Yes. Please remind me. Like a systems engineer (another very popular title in today’s job market), a systems analyst can mean different things to different people.
For example, at UVA, a systems engineer is essentially an IE at VT; at GMU, a systems engineer is essentially an information systems analyst; at VT, a systems engineer historically has be a defense systems or manufacturing systems person.
(With me involved at VT, a systems engineer now includes an organizational systems/management consulting aspect.)
12.
Your 2 rules for using management tools are to pay attention to detail, and don’t lose the forest for the trees. Don’t these two rules contradict each other?
Great question. We must know context (the forest). Good management is about focusing on the right detail. Bad management is about focusing on the wrong detail.
Like most real engineering, we have a series of seemingly contradictory constraints on us and have to optimize (if you’re an IE) or satisfice (if you’re most other kinds of engineer) the situation within the constraints.
13.
How can we develop better communication skills?
Hard work. I believe the next two to three weeks will give you an idea of steps you can take. Of course, there are many steps you can take and each of us might choose a different step to start.
14.
Will internalizing all of the presented concepts make me a good manager?
I assume you mean supervisor. However, a good manager is a good decision maker.
The concepts will help becoming a good decision maker a whole lot. Remember
James Autry’s comment that leadership (and supervision) is a calling and is as much a heart thing as a head thing.
15.
Could you please give more examples of “driving the management of the uncertain pursuit to the next more certain pursuit”
I think you can generate any number of examples by picking a pursuit and identifying its category, for example, a project. How do we drive the senior design project to the next more certain pursuit? By making a process of it. Bill Schmidt’s job is to make a process out of the senior design projects.
16.
Can you give an example in succession of policies, plans, procedures, and instructions?
In the university, we have policies governing everything, for example, hiring people.
We also have plans—some written down, some not, for example, IE has a plan for hiring a number of new faculty and has set up a committee to carry out that plan.

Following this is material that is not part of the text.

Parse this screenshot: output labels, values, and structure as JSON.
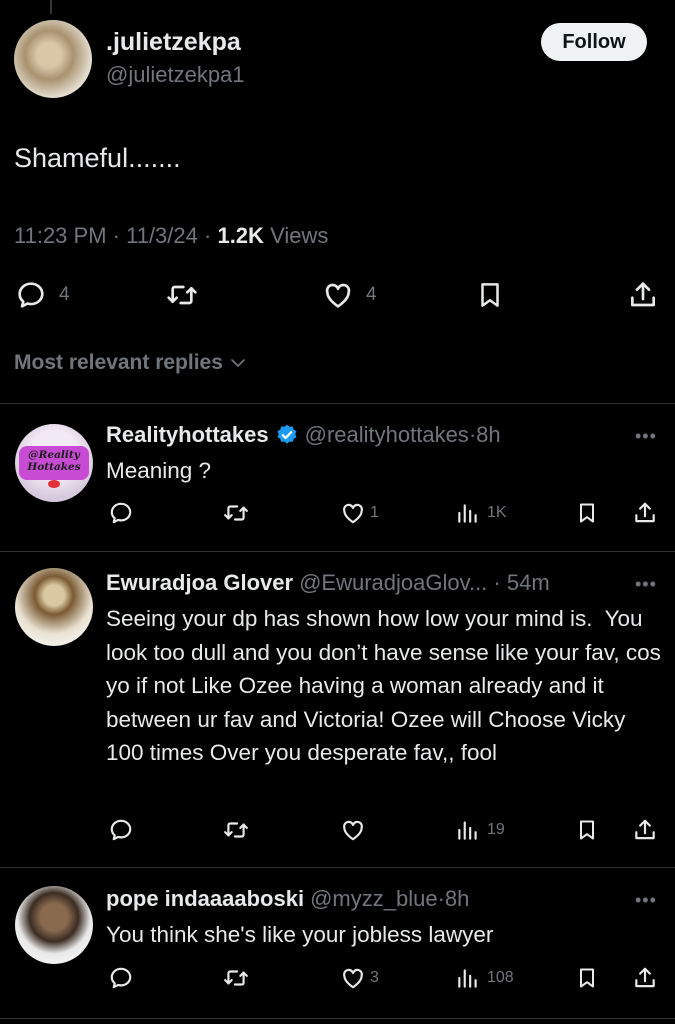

Within the university, there are prescribed steps (procedures) for doing the hiring. If we skip a step or do a step wrong, we’re in trouble. Most of the steps have written
instructions for how to do that step. We give the instructions to the person assigned to do the step and they follow the instructions.
17.
You seem to imply that a management systems engineer is most useful as a consultant more so than a full time employee. Do you find this to be true?
Maybe so. It depends on how you define consultant. We have independent consultants and consulting companies. The two largest hirers of VT engineers are
Anderson Consulting and AMS, both of which are essentially consulting companies.
In these companies you do or manage projects related to almost anything. You don’t necessarily consult as such (whisper wisdom in someone’s ear). You make deliver a product—usually a management tool or an improvement in a work process. There are companies like Proctor and Gamble that have management systems engineering departments. They are like an internal AMS.